Morning Report: Mediocre Jobs report

Vital Statistics:

Last Change
S&P Futures  2475.8 5.8
Eurostoxx Index 375.9 2.0
Oil (WTI) 47.0 -0.3
US dollar index 85.3 -0.4
10 Year Govt Bond Yield 2.11%
Current Coupon Fannie Mae TBA 103.33
Current Coupon Ginnie Mae TBA 104.21
30 Year Fixed Rate Mortgage 3.86

Stocks are higher despite a mediocre jobs report. Bonds and MBS are up. 

Jobs report data dump:
  • Payrolls up 156,000
  • Unemployment rate 4.4%
  • Hourly earnings up 0.1% MOM / 2.5% YOY
  • Labor force participation rate 62.9%
  • 2 month payroll revision down 41,000
Another month where the ADP number was way off of what BLS reported. For the markets, it is a Goldilocks report which is strong enough to keep the recovery going and weak enough to keep the Fed from tightening too aggressively. Construction, professional business services, and manufacturing were the biggest contributors to job growth. Manufacturing job growth was the highest in 5 years, which is encouraging.  2.5% annual wage growth is nothing to write home about, however with inflation around 1.5% or so, it is probably the best we can hope for at the moment. The Fed funds futures moved a touch more towards the Fed standing pat in December and September. 

The strong manufacturing job growth was echoed in the latest ISM Manufacturing Survey, which improved in July. New Orders and Production drove the big increase, although employment was close behind. The reading of 58.8 is usually associated with 4.9% GDP growth. Given that strength, wage growth should be accelerating. 

Construction spending fell in July by 0.6% and is up only 1.8% YOY. Residential construction improved however, which we need to see to alleviate the tight inventory issue. 
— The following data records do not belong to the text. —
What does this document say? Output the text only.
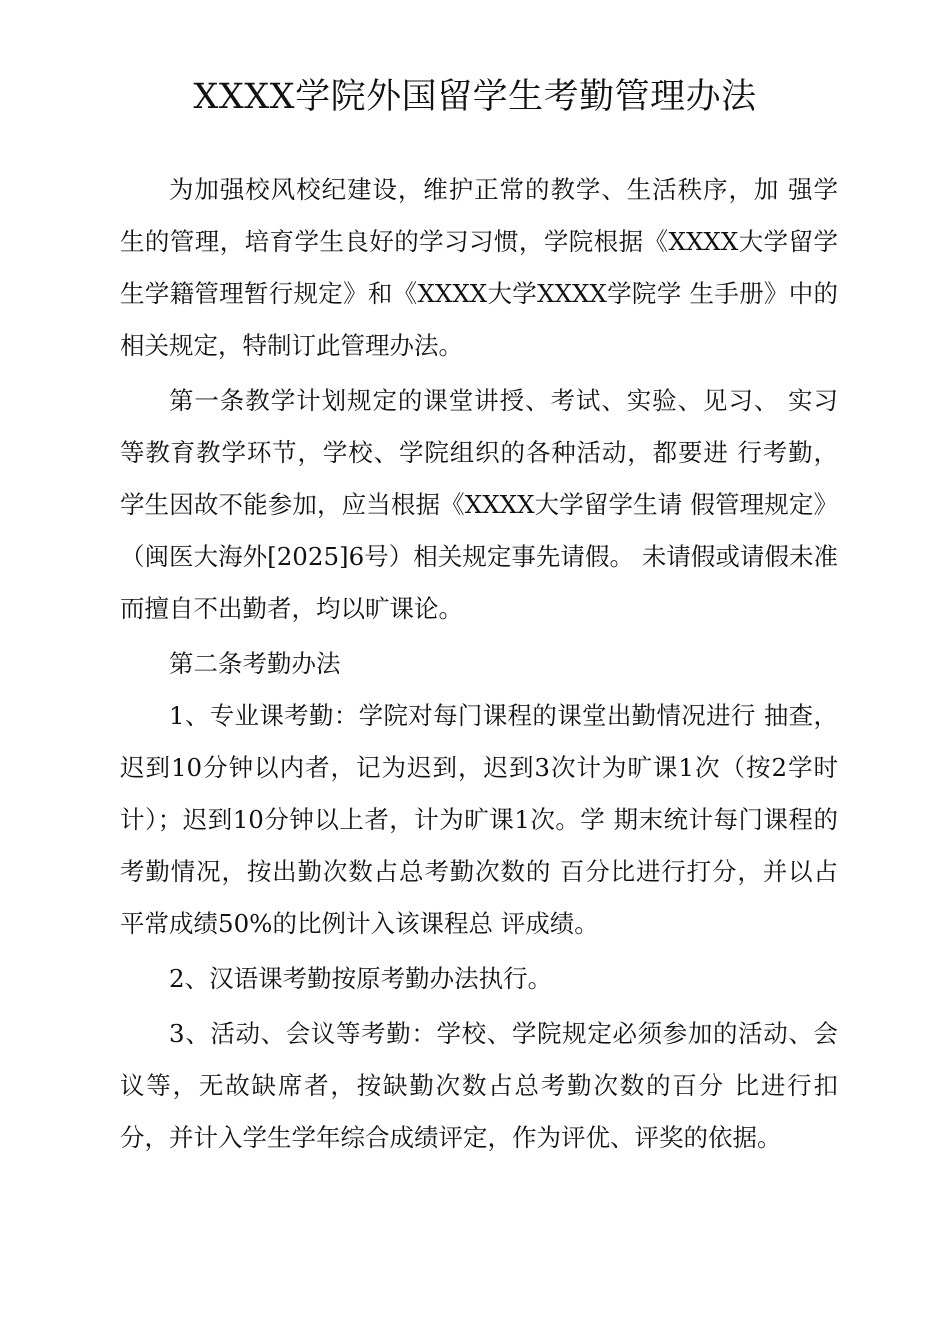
XXXX学院外国留学生考勤管理办法

为加强校风校纪建设，维护正常的教学、生活秩序，加 强学生的管理，培育学生良好的学习习惯，学院根据《XXXX大学留学生学籍管理暂行规定》和《XXXX大学XXXX学院学 生手册》中的相关规定，特制订此管理办法。

第一条教学计划规定的课堂讲授、考试、实验、见习、 实习等教育教学环节，学校、学院组织的各种活动，都要进 行考勤，学生因故不能参加，应当根据《XXXX大学留学生请 假管理规定》（闽医大海外[2025]6号）相关规定事先请假。 未请假或请假未准而擅自不出勤者，均以旷课论。

第二条考勤办法

1、专业课考勤：学院对每门课程的课堂出勤情况进行 抽查，迟到10分钟以内者，记为迟到，迟到3次计为旷课1次（按2学时计）；迟到10分钟以上者，计为旷课1次。学 期末统计每门课程的考勤情况，按出勤次数占总考勤次数的 百分比进行打分，并以占平常成绩50%的比例计入该课程总 评成绩。

2、汉语课考勤按原考勤办法执行。

3、活动、会议等考勤：学校、学院规定必须参加的活动、会议等，无故缺席者，按缺勤次数占总考勤次数的百分 比进行扣分，并计入学生学年综合成绩评定，作为评优、评奖的依据。
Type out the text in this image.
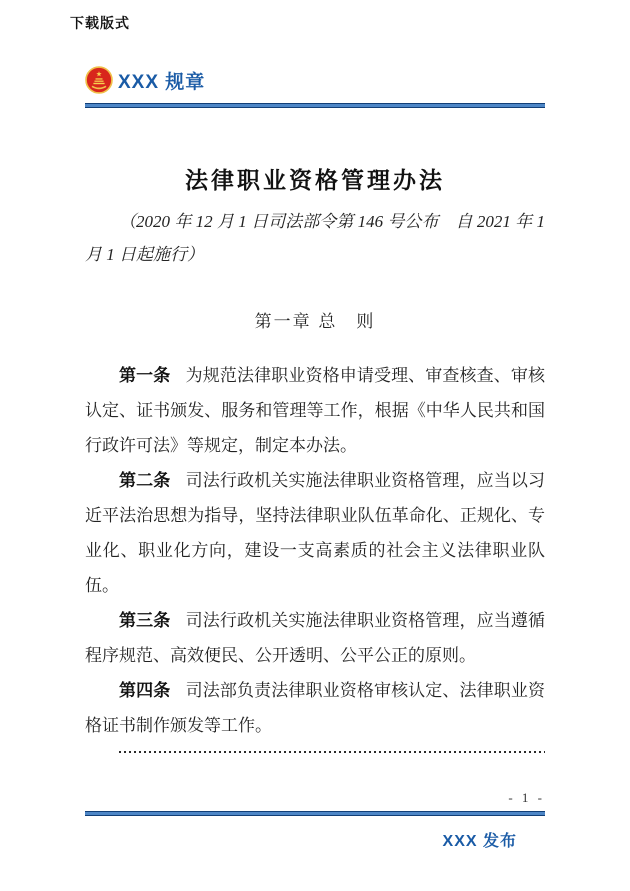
下载版式
XXX 规章
法律职业资格管理办法
（2020 年 12 月 1 日司法部令第 146 号公布　自 2021 年 1 月 1 日起施行）
第一章 总　则

第一条 为规范法律职业资格申请受理、审查核查、审核认定、证书颁发、服务和管理等工作，根据《中华人民共和国行政许可法》等规定，制定本办法。

第二条 司法行政机关实施法律职业资格管理，应当以习近平法治思想为指导，坚持法律职业队伍革命化、正规化、专业化、职业化方向，建设一支高素质的社会主义法律职业队伍。

第三条 司法行政机关实施法律职业资格管理，应当遵循程序规范、高效便民、公开透明、公平公正的原则。

第四条 司法部负责法律职业资格审核认定、法律职业资格证书制作颁发等工作。

- 1 -
XXX 发布
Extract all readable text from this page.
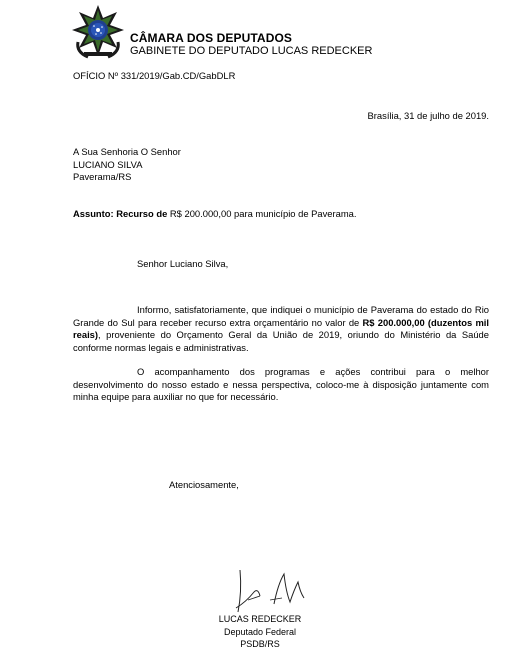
CÂMARA DOS DEPUTADOS
GABINETE DO DEPUTADO LUCAS REDECKER
OFÍCIO Nº 331/2019/Gab.CD/GabDLR
Brasília, 31 de julho de 2019.
A Sua Senhoria O Senhor
LUCIANO SILVA
Paverama/RS
Assunto: Recurso de R$ 200.000,00 para município de Paverama.
Senhor Luciano Silva,
Informo, satisfatoriamente, que indiquei o município de Paverama do estado do Rio Grande do Sul para receber recurso extra orçamentário no valor de R$ 200.000,00 (duzentos mil reais), proveniente do Orçamento Geral da União de 2019, oriundo do Ministério da Saúde conforme normas legais e administrativas.
O acompanhamento dos programas e ações contribui para o melhor desenvolvimento do nosso estado e nessa perspectiva, coloco-me à disposição juntamente com minha equipe para auxiliar no que for necessário.
Atenciosamente,
LUCAS REDECKER
Deputado Federal
PSDB/RS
Gasoline prices are up 25% in some places after Harvey affected about 10% of the US's refining capacity. Higher gas prices have invariably tilted towards lower growth and a drop in the consumer confidence indices. Expect to see some hand-wringing over the mindset of the consumer going forward. 

Bond strategists are flummoxed to explain the bond market's rally over the past few months. At the beginning of the year, most were thinking the 10 year would yield closer to 3%, however yields have dropped by about 40 basis points instead. With GDP growth around 3%, you should expect to see investors dump Treasuries, but it hasn't happened. IMO the Trump reflation trade was always a bit of a stretch, and pre-election yields were closer to reality than post-election yields. Still, there are a lot of bears that are having a tough year right now. 

Almost half of all homes in the US have regained their bubble peaks, according to Zillow. The leading MSAs are Denver and Dallas, while the ones who still lag the most include Las Vegas and Riverside.